Alfon berpikir sejenak. “Kamu mau tukar kamar?”

Elsa menggeleng cepat. Wanita itu menggigit bibir, tampak ragu beberapa saat, tapi kemudian berkata lagi, “Semalam bukan kamu yang salah, aku baru sadar. Jadi, aku nggak berhak buat satu permintaan itu. Malah kamu yang berhak minta satu hal ke aku.”

Elsa tidak sedang mengigau, kan? Memang benar, semalam Elsa yang menggenggam tangan Alfon lebih dulu. Namun, Alfon yang memutuskan untuk membiarkan wanita itu menggenggam tangannya sepanjang malam. Karena itu jugalah, Alfon tidak protes tadi pagi. Terlebih, sepertinya Elsa melakukan itu karena bermimpi buruk.
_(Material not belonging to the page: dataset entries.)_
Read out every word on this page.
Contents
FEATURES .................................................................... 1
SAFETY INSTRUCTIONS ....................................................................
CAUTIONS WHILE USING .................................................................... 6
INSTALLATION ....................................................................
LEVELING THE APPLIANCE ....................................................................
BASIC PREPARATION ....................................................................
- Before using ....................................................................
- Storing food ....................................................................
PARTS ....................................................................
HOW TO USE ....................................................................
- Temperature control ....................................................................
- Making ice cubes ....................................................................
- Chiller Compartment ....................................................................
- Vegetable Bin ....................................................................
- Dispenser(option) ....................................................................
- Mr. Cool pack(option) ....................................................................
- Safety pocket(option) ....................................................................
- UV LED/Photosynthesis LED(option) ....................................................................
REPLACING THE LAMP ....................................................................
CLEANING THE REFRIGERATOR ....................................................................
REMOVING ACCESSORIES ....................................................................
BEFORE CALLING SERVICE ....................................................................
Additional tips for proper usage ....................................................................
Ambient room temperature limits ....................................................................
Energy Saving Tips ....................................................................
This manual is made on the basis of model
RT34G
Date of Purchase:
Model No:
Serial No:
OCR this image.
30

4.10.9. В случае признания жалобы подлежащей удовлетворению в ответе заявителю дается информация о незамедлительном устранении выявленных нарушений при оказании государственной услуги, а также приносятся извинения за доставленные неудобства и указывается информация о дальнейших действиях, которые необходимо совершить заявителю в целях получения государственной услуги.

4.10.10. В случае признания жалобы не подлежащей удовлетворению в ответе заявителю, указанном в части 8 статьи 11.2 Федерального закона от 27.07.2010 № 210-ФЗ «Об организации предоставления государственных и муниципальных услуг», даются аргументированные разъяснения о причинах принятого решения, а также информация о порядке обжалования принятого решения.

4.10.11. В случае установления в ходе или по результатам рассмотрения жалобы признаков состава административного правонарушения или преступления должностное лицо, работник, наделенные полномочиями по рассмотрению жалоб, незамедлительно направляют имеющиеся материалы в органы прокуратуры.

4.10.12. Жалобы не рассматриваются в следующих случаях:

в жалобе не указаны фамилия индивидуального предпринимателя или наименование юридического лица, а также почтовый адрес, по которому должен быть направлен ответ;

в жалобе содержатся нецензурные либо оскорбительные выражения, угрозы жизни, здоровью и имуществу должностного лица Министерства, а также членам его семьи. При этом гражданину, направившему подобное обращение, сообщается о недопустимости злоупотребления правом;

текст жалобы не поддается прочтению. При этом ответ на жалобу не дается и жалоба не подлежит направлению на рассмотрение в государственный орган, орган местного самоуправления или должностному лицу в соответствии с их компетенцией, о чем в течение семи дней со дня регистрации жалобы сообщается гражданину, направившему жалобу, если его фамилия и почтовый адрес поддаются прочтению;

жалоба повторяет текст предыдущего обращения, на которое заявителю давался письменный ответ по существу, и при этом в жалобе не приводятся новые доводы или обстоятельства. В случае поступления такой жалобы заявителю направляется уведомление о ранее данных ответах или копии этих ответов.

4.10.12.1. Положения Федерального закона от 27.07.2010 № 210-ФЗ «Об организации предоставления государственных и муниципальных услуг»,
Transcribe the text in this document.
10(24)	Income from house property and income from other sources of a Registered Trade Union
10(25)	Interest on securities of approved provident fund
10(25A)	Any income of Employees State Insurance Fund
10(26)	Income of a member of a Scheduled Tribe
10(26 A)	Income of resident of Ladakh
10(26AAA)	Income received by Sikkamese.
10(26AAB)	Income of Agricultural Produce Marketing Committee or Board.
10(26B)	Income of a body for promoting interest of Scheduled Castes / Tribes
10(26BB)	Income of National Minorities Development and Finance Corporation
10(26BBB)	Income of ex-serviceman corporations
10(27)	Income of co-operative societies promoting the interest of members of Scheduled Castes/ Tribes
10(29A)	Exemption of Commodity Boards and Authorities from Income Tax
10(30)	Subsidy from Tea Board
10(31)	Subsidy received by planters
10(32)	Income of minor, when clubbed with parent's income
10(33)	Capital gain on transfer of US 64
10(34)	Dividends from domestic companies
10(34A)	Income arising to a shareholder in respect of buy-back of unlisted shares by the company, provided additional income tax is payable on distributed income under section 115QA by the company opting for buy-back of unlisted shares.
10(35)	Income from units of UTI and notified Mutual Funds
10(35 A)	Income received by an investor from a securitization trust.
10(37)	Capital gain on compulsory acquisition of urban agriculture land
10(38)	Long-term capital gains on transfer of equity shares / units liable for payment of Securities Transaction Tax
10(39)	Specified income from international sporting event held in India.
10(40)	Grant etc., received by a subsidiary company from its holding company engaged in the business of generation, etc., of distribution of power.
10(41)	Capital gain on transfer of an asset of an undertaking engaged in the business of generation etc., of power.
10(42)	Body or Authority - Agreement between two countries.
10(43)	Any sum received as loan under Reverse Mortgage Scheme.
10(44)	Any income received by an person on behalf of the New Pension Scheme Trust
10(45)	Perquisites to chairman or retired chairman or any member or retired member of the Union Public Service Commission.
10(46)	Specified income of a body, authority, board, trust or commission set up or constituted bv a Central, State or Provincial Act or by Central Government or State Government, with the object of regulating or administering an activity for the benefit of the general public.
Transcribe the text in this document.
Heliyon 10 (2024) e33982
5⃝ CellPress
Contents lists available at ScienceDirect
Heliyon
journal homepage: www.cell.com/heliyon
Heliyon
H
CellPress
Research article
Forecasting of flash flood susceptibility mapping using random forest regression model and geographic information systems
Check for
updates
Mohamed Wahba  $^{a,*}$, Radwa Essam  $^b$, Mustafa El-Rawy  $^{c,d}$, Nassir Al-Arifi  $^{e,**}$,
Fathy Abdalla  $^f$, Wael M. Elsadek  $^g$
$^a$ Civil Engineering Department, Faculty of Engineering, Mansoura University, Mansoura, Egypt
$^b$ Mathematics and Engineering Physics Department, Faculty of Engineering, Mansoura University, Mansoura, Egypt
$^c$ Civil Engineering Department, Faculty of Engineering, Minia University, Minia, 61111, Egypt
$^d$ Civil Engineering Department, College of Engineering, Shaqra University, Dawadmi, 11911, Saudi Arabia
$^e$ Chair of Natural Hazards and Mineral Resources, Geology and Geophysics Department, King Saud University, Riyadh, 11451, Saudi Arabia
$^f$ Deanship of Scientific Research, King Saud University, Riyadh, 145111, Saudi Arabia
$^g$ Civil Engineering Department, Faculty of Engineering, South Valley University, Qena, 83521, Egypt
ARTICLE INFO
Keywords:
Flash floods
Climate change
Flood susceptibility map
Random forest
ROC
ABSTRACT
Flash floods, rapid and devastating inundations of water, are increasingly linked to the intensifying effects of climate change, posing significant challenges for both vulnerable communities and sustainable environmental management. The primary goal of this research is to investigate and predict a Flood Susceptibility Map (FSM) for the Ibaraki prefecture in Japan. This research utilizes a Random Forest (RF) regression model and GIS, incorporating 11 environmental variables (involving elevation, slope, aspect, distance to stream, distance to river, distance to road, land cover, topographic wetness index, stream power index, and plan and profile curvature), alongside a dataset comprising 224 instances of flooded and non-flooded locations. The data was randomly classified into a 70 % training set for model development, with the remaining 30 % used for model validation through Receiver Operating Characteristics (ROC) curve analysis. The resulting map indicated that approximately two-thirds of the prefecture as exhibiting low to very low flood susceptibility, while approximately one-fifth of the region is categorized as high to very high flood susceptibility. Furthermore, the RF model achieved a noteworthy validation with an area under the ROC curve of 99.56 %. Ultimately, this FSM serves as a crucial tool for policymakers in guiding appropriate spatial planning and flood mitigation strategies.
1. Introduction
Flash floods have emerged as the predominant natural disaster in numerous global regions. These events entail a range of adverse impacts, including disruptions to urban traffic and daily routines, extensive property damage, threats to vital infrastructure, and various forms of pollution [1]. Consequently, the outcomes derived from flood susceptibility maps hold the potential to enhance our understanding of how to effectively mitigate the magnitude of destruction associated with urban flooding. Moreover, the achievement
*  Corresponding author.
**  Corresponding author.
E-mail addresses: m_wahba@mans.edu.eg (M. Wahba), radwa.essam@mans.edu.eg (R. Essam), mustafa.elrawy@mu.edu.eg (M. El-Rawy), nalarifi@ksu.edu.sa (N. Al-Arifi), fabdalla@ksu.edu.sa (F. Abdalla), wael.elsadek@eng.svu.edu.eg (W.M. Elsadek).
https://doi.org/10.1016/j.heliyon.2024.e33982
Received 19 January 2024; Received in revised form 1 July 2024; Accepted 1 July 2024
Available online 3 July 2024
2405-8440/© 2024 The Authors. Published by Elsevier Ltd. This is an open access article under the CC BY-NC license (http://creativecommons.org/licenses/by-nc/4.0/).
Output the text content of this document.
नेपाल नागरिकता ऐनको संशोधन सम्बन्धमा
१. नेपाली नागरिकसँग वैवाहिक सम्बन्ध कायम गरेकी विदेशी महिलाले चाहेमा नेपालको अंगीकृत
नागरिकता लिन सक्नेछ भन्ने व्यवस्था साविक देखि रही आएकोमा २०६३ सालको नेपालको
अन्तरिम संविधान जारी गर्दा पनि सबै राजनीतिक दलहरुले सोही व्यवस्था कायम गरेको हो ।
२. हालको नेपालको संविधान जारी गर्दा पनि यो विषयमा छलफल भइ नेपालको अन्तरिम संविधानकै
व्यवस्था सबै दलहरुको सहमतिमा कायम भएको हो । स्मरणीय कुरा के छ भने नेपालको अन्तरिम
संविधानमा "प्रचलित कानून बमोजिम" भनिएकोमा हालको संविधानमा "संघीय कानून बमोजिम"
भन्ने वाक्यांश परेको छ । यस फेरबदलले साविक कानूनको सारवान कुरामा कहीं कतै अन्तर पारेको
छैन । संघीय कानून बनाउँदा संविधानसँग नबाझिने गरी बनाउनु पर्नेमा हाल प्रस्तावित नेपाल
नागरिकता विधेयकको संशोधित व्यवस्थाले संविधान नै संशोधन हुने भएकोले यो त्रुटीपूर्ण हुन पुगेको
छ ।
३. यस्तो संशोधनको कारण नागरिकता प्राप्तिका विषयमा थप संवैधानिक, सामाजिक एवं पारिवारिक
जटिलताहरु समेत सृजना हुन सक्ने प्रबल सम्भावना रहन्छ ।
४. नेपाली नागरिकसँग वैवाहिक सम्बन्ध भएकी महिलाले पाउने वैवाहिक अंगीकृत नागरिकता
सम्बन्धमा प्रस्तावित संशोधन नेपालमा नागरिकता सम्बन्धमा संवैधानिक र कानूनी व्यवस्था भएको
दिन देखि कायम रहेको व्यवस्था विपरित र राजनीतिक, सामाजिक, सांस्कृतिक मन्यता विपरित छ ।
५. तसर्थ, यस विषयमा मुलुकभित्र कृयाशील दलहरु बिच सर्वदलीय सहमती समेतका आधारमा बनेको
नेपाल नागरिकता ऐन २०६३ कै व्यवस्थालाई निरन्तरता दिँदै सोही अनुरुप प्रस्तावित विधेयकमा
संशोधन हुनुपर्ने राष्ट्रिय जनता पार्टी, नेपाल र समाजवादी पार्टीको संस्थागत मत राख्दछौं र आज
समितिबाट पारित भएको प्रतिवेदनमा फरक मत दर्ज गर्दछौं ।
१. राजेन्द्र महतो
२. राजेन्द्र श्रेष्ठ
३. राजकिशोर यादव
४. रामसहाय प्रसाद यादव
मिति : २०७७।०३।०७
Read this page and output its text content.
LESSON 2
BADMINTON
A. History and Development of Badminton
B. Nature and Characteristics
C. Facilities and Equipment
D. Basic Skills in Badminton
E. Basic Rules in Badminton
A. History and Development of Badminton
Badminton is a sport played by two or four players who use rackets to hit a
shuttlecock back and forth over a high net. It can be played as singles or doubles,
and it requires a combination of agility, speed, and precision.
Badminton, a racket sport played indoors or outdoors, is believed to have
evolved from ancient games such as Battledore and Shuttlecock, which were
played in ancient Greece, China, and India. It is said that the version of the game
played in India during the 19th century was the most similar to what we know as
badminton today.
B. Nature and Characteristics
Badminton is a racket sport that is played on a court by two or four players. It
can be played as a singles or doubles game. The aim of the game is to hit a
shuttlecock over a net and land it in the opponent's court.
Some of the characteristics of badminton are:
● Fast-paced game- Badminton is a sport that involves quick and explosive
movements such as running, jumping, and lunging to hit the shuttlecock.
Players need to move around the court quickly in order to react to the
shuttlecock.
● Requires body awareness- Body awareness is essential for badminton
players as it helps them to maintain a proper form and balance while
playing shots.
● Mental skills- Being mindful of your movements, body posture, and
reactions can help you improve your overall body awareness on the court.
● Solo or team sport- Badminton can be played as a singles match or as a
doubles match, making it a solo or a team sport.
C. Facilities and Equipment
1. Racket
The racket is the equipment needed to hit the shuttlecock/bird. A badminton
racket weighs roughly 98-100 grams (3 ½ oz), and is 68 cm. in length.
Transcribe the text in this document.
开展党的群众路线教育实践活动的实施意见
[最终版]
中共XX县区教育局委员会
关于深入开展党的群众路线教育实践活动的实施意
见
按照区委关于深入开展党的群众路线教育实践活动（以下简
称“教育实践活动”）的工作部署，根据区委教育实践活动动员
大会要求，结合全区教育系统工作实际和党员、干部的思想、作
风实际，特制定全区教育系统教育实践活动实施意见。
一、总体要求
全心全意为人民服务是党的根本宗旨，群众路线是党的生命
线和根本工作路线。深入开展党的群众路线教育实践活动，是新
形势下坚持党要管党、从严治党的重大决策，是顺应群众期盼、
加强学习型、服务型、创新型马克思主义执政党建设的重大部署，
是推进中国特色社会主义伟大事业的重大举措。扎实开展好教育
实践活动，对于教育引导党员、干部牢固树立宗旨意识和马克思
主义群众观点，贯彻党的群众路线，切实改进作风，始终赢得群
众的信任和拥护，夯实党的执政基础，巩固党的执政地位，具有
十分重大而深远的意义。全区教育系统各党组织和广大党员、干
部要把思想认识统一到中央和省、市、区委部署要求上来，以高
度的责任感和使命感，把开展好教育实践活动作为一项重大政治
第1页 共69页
“Kalau kamu nggak mau, nggak pa-pa. Aku bisa balik ke kamarku,” ucap Elsa tiba-tiba.

Wanita itu sudah berbalik, tapi Alfon menangkap lengannya. Elsa menoleh kaget.

“Kamu nggak harus pergi,” Alfon berkata. “Ini juga rumahmu sekarang. Kamu bebas ngelakuin apa pun di sini. Kamu mau tidur di kamar ini, di kamar tamu, di kamar mana pun, terserah kamu. Kamu bisa lakuin apa pun yang bikin kamu nyaman di sini.” Alfon melepaskan pegangan di lengan Elsa.

Elsa tampak terkejut. Wanita itu perlahan kembali menghadap Alfon. “Aku … itu … kamar tamunya boleh aku desain jadi ruang kerja?” tanya Elsa kemudian.

Alfon mendengus pelan, mengangguk. “Kamu mau desain dapur jadi kolam renang juga nggak akan aku larang.”

Elsa lagi-lagi tampak terkejut. “Kamu … kenapa jadi seperhatian ini sama aku?”

Alfon terdiam. Tentu saja. Alfon menunjukkannya sejelas ini, tidak mungkin Elsa tidak menyadari perasaan Alfon.

“Kamu ngerasa kasihan sama aku?”

Tebakan Elsa itu membuat Alfon mengernyit bingung. Apa? Kasihan apa? Kasihan dari mananya ketika orang yang ditolak di sini Alfon? Jika ada orang yang patut dikasihani, Alfonlah orangnya. Aira dan yang lain pasti akan langsung membenarkan itu.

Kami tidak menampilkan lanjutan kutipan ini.